Ransomware is a type of malicious code used essentially to hold data ransom. The cybercriminal typically contacts the victim to let them know about the attack and demands payment in return for the data. It’s spread through email attachments, infected apps or devices, or compromised websites. In this case, it was spread through corporate networks using Microsoft Windows, but the cybercriminals have not yet contacted the victims, leading some experts to speculate that it’s not ransomware but cyber-espionage.
Regardless of the intent, this cyberattack highlights the need for cybersecurity awareness training at all levels of an organization. Dave Buster, global senior product director for cybersecurity at Global Knowledge, says that the attack used vulnerabilities that came from stolen NSA materials. However, the NSA notified Microsoft of the breach, and Microsoft released patches for users in March. The attack reinforces the need to make sure employees are aware of problems, keep their computers up to date with security patches, and don’t click on “unexpected attachments to emails … unusual links,” and other suspicious content.
Over the last few years, Buster says, cybercriminals “have figured out that the humans are the weakest part of the system” and moved from electronic hacks to social engineering, in which they contact people and convince them to hand over secure information. The best way to prevent social engineering attacks?
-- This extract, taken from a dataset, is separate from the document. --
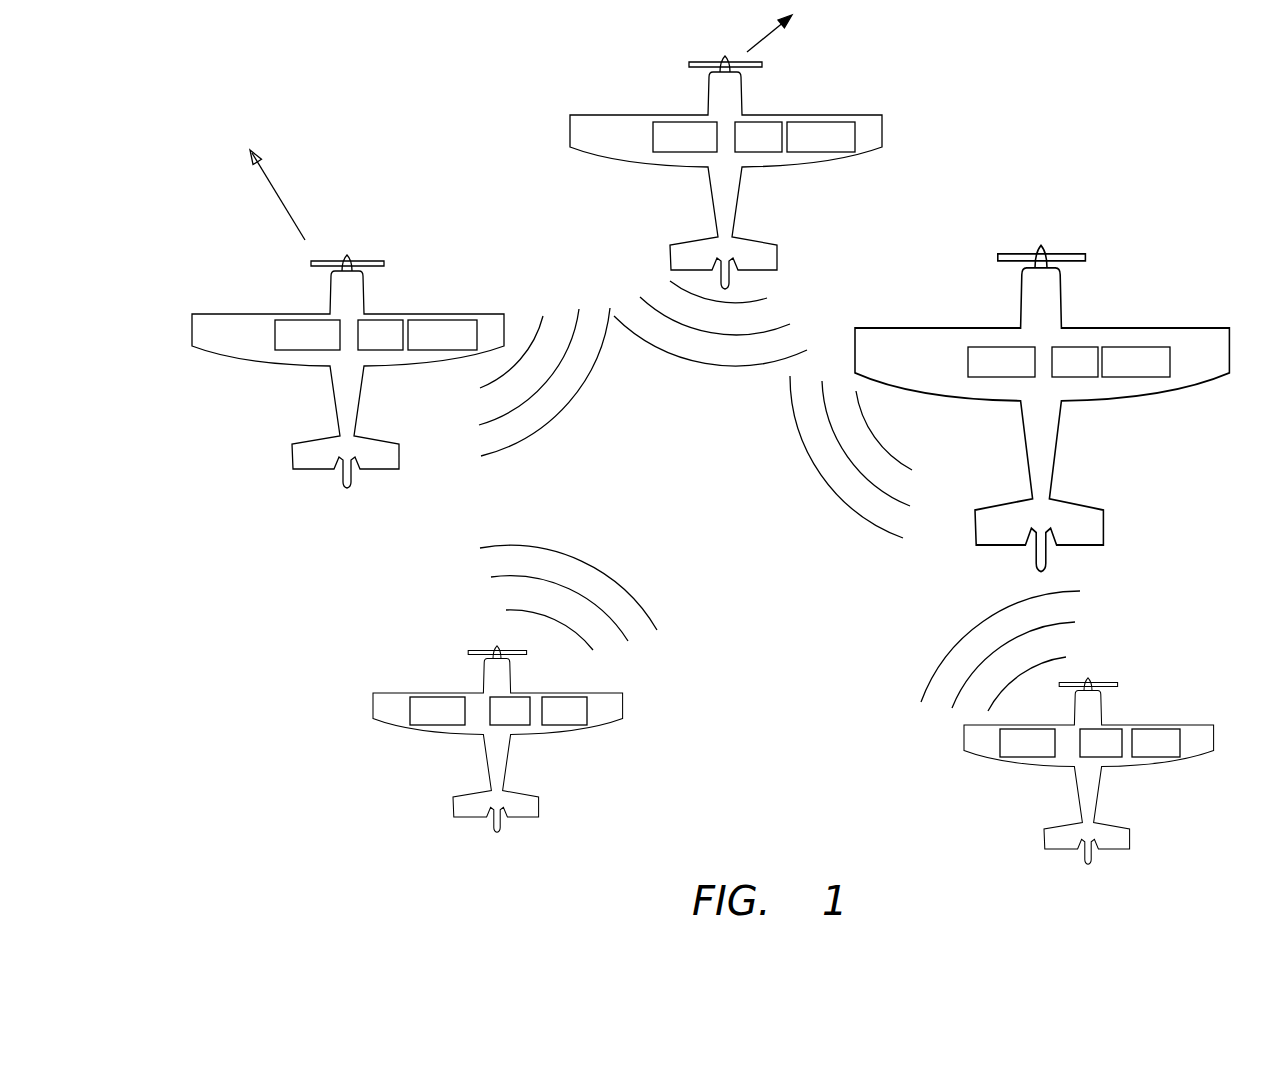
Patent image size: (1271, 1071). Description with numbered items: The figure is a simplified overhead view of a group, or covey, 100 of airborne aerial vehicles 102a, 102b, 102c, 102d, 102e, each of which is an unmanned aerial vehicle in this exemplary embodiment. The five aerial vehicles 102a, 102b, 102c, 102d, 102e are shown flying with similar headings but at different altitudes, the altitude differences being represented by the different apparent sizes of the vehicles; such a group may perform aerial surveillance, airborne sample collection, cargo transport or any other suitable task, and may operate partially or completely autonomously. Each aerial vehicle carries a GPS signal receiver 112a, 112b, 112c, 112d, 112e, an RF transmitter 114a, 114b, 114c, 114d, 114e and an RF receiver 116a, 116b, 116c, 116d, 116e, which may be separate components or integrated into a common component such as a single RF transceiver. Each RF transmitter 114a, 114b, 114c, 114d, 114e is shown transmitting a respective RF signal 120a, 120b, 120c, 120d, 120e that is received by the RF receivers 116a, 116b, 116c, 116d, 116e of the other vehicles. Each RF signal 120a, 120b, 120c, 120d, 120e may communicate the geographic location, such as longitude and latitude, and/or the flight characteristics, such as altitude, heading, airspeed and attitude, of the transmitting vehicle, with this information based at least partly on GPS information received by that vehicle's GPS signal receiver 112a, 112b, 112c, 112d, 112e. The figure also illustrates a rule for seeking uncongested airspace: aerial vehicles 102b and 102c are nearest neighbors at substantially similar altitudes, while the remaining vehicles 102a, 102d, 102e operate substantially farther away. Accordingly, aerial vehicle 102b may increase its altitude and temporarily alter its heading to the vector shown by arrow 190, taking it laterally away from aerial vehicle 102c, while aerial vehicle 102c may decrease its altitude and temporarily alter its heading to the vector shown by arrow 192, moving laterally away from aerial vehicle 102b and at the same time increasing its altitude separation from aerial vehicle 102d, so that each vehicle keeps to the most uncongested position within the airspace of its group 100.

Training.
Who Needs Cybersecurity Training?
Everyone, says Carol Leaman, CEO of Axonify, which partners with eSentire to deliver cybersecurity content on its employee knowledge platform. Cybercriminals “look for vulnerabilities, but they can be anywhere in the organization.” That said, the finance department should be well trained to identify phishing emails, which often pretend to be the CEO asking for a money transfer.
Buster agrees, saying finance professionals are the first group to train, followed by the legal department and “anyone who deals with the general public.” When most of us think of phishing emails, he says, we think of more obvious emails from foreign princes asking for our bank account information so they can give us $2 million. What’s more likely, though, is a much more believable email thanking us for shopping at a grocery store and offering a $25 gift card to Starbucks. “Most people would click on that.”
In the IT department, Buster says that “it’s no longer sufficient to have one or two people” who are trained in cybersecurity. Everyone needs an introduction to the topic. The cybersecurity experts need ongoing training, since “the half-life of what they learned could only be 12 or 18 months.” The model he recommends is awareness training for all employees, reinforced on a regular basis; introductory training for all IT staff; and continuous training for cybersecurity professionals.
Using Technology to Deliver Targeted Training Quickly
Because cybersecurity does change so quickly, and because of the varying levels of awareness in an organization, Leaman says it’s important to have a platform “that gets information in front of employees every single day and … is agile enough to change as the landscape of cybersecurity changes.” Adaptive learning can ensure employees get the information they need, based on what they already know, and many platforms can also use assessments to make sure they’re retaining the information. Both Leaman and Buster recommend self-paced microlearning on the job to deliver short bursts of content online.
That self-paced, digital format is especially critical for cybersecurity professionals, Buster says, who often prefer to stay at their organizations rather than leaving them “exposed for a week while they … do training someplace else.” And using online modules means that as content changes, it’s easier for training managers to update it.
Using technology, according to Sprickerhoff, founder and chief security strategist of eSentire, and “delivering small chunks of training several times per week, querying employees on their knowledge repeatedly over time, and allowing them to play games while they learn,” can also boost engagement and retention.
Cybersecurity, Leaman says, is “one of those areas of knowledge that requires constant vigilance and constant communication.” One-and-done emails, which are often organizations’ only recourse, are no longer sufficient. Whether companies are sourcing content from external providers or developing it internally using their own subject matter experts, delivering it quickly and efficiently is critical. Fortunately, with the increasing popularity of online adaptive learning platforms, it’s becoming easier to do so.